Beside the question of integration, we should also reflect on how the fundamental rationale for our society’s open-ness to immigrants–the need to be “cosmopolitan”–is framed in the first place. Thus far, the rationale for “cosmopolitanism” has been framed in predominantly economic terms—immigrants fill important jobs that are necessary to the running of Singapore’s economy, and, furthermore, a diverse, open society is a prerequisite condition for a successful innovation economy. While true to a large extent, the justifications cited above likely do not hold any particularly great emotional resonance for many Singaporeans.
A more compelling vision of cosmopolitanism could lie with what Suzanne Choo, an assistant professor in the English Language and Literature Academic Group at NIE, describes as “hospitable imagination”. “Hospitable imagination” is cultivated through emphasizing the intrinsic value of cultivating engagement and understanding with people from different cultures, in addition to stressing ethical dimensions of cosmopolitanism such as fulfilling one’s obligations to treat fellow citizens of the world well, and firmly rejecting the practice of stereotyping. In the context of schools, students could explore the notion of “hospitable imagination” through critically analyzing literary texts and film. The value in such an approach is that it provides a normative justification for cosmopolitanism that extends beyond the limited, materialist one that is often cited.

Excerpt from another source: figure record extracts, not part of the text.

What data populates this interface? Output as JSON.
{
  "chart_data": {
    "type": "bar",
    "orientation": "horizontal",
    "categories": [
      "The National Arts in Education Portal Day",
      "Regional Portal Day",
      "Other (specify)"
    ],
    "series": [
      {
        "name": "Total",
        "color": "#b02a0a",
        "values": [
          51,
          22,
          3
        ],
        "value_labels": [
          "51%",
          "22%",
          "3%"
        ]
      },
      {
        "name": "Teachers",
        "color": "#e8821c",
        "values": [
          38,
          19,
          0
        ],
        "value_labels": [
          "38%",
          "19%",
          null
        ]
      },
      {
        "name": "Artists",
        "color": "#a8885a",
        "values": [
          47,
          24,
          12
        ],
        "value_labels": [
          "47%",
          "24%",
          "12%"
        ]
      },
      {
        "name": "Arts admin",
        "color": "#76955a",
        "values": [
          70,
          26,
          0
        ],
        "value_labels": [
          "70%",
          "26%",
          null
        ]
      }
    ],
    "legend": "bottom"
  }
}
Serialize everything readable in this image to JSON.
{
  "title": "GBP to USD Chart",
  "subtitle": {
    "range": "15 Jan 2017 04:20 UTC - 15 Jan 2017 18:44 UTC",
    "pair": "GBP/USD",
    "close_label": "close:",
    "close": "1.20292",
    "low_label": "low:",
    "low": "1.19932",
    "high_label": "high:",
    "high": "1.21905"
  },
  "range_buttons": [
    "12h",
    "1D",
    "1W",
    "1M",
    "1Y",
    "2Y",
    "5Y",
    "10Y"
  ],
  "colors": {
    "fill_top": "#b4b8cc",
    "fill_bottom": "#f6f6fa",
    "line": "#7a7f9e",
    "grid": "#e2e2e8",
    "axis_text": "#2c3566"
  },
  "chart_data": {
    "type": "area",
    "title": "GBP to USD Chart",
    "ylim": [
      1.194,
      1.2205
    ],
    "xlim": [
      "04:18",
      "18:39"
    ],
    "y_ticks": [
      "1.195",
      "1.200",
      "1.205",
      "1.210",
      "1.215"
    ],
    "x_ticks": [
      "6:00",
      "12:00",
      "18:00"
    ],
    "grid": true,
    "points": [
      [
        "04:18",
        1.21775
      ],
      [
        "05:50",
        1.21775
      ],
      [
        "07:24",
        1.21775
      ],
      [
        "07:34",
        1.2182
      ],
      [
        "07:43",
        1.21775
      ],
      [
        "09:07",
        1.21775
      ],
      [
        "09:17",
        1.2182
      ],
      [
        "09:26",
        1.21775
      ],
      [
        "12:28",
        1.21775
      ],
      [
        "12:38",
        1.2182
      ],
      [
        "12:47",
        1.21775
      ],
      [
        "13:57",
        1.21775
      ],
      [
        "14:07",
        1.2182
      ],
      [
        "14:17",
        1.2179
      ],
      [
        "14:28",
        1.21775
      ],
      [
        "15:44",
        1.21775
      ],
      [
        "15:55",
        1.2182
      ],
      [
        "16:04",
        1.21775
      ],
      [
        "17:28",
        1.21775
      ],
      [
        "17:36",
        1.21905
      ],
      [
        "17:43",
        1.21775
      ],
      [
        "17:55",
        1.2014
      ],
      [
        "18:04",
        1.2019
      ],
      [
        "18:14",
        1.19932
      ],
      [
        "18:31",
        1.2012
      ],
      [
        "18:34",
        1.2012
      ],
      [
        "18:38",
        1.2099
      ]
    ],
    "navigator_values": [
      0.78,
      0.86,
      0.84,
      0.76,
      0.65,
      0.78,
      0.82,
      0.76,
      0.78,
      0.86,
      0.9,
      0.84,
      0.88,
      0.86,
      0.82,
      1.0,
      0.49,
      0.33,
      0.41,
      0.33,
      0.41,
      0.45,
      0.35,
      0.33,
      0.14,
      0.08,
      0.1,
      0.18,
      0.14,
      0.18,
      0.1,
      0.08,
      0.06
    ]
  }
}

In addition, we could leverage thematically relevant local literary works, such as Kuo Pao Kun’s Descendants of the Eunuch Admiral, to frame frank discussions of the difficulties and promises of being cosmopolitan. Citizens should not take any particular state of affairs as a given, but engage in frank consideration of all the merits and drawbacks of being an open society. Discussions need not be conducted in the form of “formal” focus groups, but could instead be conducted via reading groups at libraries and CCs, or even forum theatre featuring live audience participation (a la Stella Kon’s Trial). An added advantage of exploring themes of cosmopolitanism and cultural open-ness and belonging through a local piece like Descendants is that the issues are immediately contextualized to our society, and the various perspectives raised are conveyed in intimately familiar terms and images.
Neither cultural integration nor a re-examination of our cosmopolitanism paradigm are exercises which lend themselves to a quick fix. However, if we invest in them well and pursue them patiently, they will lay the foundations for a more self-aware, understanding, and, ultimately, open society.